The above-mentioned results indicated that optimizing substrate mechanics and orientation represents a critical step for maintaining the efficient longitudinal translocation of cell nucleus. To elucidate the mechanotransductive pathways involved in affecting rMSC nucleus longitudinal translocation, rMSCs grown typically at 90° on 2.5 MPa PDMS for 72 h were incubated with blocking mAbs against β1 integrin or F-actin de-polymerizer cytochalasin D. The results indicated that β1 integrin expression was significantly decreased, and the fluorescence dots originally existing between rMSCs and the substrate in normal control (Figure 7A) disappeared after blocking (Figure 7B), which is positively correlated with the reduced nucleus longitudinal translocation (Figure 7D). Meanwhile, vinculin expression was lowered (Figure 7C), the number (Figure 7E) and area (Figure 7F) of total FACs were significantly reduced, and actin stress fibers became smaller and thinner (lower panels in Figures 7A–C).

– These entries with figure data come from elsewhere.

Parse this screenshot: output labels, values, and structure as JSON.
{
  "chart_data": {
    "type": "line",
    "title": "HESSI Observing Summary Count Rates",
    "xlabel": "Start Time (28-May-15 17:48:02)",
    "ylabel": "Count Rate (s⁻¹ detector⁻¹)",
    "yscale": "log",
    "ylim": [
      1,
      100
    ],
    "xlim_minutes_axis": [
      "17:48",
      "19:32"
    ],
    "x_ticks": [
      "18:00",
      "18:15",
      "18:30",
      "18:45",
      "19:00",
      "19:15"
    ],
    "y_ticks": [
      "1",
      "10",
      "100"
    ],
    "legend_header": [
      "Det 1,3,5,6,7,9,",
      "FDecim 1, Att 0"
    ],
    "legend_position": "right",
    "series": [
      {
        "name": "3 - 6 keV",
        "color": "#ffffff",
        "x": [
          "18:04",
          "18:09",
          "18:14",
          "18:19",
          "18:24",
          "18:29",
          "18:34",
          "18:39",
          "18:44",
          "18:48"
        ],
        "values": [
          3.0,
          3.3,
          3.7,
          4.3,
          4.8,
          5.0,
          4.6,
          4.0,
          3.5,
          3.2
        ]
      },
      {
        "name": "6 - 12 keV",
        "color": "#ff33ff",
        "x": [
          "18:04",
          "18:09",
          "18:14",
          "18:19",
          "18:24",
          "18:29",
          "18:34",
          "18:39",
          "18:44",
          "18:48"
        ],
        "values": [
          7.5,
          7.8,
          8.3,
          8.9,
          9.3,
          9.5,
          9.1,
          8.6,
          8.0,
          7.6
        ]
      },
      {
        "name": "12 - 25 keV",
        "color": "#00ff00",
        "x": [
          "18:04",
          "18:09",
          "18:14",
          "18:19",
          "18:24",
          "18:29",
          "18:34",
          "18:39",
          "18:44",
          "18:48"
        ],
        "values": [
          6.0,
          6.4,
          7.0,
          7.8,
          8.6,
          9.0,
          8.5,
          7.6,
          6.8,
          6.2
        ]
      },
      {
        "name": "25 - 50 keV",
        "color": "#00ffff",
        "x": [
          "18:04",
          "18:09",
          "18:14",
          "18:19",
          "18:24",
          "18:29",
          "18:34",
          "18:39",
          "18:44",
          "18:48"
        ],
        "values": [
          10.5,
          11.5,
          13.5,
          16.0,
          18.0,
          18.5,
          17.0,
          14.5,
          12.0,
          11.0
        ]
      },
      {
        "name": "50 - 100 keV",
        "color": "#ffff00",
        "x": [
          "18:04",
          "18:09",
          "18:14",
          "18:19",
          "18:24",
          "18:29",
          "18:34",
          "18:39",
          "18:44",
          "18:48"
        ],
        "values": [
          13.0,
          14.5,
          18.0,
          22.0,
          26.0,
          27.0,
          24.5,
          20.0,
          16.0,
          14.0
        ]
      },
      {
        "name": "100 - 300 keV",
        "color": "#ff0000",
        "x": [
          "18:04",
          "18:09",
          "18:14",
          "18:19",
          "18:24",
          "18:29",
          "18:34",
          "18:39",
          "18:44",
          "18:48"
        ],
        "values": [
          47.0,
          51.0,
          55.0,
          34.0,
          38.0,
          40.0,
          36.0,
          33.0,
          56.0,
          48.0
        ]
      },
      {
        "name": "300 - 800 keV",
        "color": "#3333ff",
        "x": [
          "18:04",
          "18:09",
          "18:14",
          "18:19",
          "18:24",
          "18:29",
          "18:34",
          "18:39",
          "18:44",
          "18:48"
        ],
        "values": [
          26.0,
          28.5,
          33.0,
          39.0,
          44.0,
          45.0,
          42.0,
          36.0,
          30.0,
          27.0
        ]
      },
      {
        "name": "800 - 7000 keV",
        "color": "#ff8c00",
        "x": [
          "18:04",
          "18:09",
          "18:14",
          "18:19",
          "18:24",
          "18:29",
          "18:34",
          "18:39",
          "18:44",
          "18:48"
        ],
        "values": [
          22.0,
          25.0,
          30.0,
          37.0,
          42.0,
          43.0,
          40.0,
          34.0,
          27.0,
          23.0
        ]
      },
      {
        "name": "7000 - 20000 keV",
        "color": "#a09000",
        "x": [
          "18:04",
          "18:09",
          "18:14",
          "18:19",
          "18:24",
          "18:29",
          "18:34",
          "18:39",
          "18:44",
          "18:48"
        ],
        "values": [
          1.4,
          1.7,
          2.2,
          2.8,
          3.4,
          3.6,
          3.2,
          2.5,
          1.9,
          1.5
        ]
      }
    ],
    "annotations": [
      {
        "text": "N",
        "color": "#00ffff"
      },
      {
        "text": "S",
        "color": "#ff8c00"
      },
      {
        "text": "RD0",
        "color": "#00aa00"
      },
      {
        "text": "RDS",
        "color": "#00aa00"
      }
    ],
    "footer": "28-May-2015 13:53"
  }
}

Similar observations were found by treating F-actin with cytochalasin D, resulting in remarkably reduced nucleus longitudinal translocation (Figures 7G,H).

To further test if the orientation effect is reversible, the rMSCs originally placed at 90° for 72 h were re-placed horizontally for an additional +24 or +72 h. The results indicated that the nucleus longitudinal translocation was still visualized at +24 h but significantly lower at +72 h, implying that, in addition to substrate stiffness, substrate orientation is also involved in maintaining the nuclear longitudinal translocation of rMSCs and that this orientation effect seemed to be reversible (Figure 7I). Taken together, these results suggested that the typical integrin–FACs–actin mechanotransductive axis plays a key role in regulating rMSC nucleus longitudinal translocation in response to substrate stiffness and orientation (Figure 7J).